"I loathe the thought of annihilating myself quite as much now as I ever did. I think with sadness of all the books I've read all the places I've seen, all the knowledge I've amassed and that will be no more. All the music, all the paintings, all the culture, so many places: and suddenly nothing. They made no honey, those things, they can provide no one with any nourishment. At the most, if my books are still read, the reader will think: There wasn't much she didn't see! But that unique sum of things, the experience that I lived, with all its order and all its randomness--the Opera of Peking, the arena of Huelva, the candomble in Bahia, the dunes of El-Oued, Wabansia Avenue, the dawns in Profece, Tiryns, Castro talking to five thousand Cubans, a sulphur sky over a sea of clouds, the purpose holly, the white nights of Leningrad, the bells of the Liberation, an orange moon over Piraeus, a red sun rising over the desert, Torcello, Rome, all the things I've talked about, others I have left unspoken--there is no place where it will all live again."

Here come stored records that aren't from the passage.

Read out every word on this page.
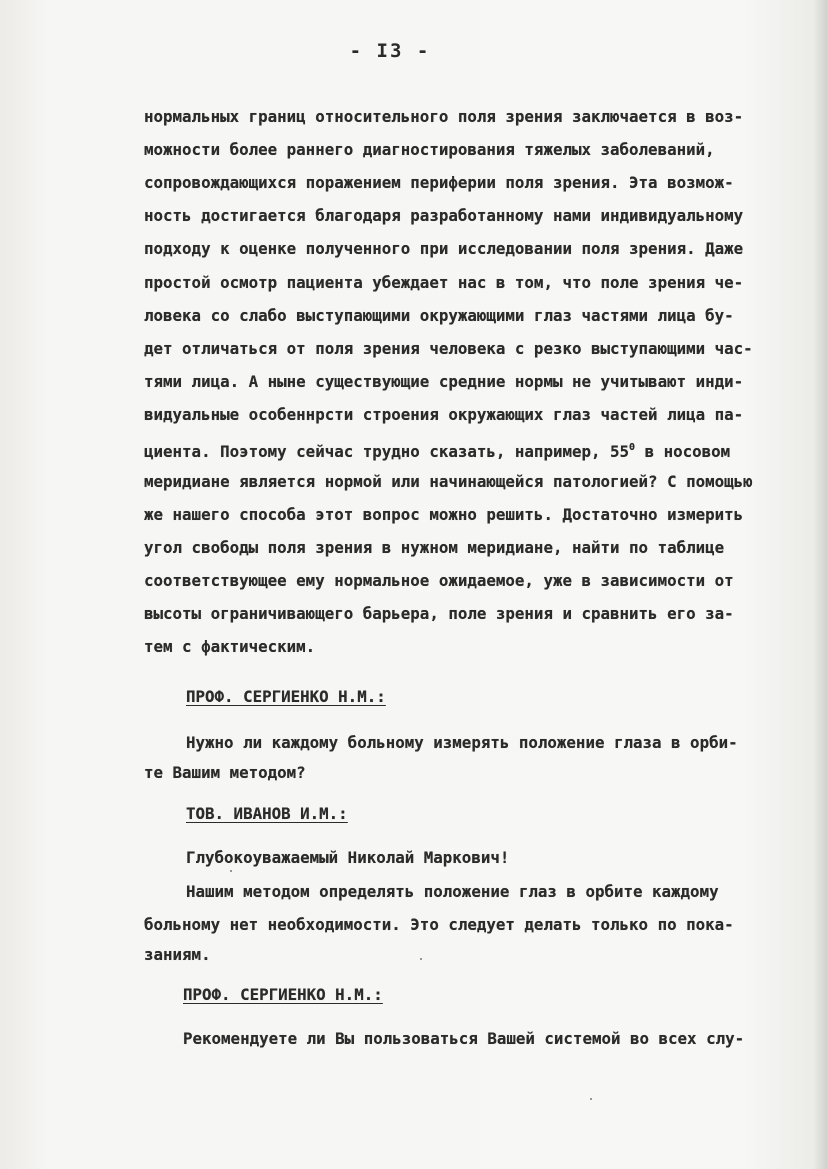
- I3 -
нормальных границ относительного поля зрения заключается в воз-
можности более раннего диагностирования тяжелых заболеваний,
сопровождающихся поражением периферии поля зрения. Эта возмож-
ность достигается благодаря разработанному нами индивидуальному
подходу к оценке полученного при исследовании поля зрения. Даже
простой осмотр пациента убеждает нас в том, что поле зрения че-
ловека со слабо выступающими окружающими глаз частями лица бу-
дет отличаться от поля зрения человека с резко выступающими час-
тями лица. А ныне существующие средние нормы не учитывают инди-
видуальные особеннрсти строения окружающих глаз частей лица па-
циента. Поэтому сейчас трудно сказать, например, $55^0$ в носовом
меридиане является нормой или начинающейся патологией? С помощью
же нашего способа этот вопрос можно решить. Достаточно измерить
угол свободы поля зрения в нужном меридиане, найти по таблице
соответствующее ему нормальное ожидаемое, уже в зависимости от
высоты ограничивающего барьера, поле зрения и сравнить его за-
тем с фактическим.
ПРОФ. СЕРГИЕНКО Н.М.:
Нужно ли каждому больному измерять положение глаза в орби-
те Вашим методом?
ТОВ. ИВАНОВ И.М.:
Глубокоуважаемый Николай Маркович!
Нашим методом определять положение глаз в орбите каждому
больному нет необходимости. Это следует делать только по пока-
заниям.
ПРОФ. СЕРГИЕНКО Н.М.:
Рекомендуете ли Вы пользоваться Вашей системой во всех слу-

Most of us might say that the person who voiced these words has led a very full and interesting life. This person was Simone Beauvoir, author of the ground breaking Second Sex (these words are drawn from her Force of Circumstance), long time lover of Jean Paul Sartre, and widely respected French intellectual. Beauvoir indeed had a rich life. Yet she is acutely aware of the implications of her mortality. As she says, all that she has experienced, all of this, well, it will never live again. Quite true, quite true. And, she adds, all this life, all this wonder, and suddenly nothing. Quite true as well.
As the coronavirus pandemic continues its journey across the planet, all of us, I think, do well to consider, once again, God or not, this all encompassing question: what is my life really about?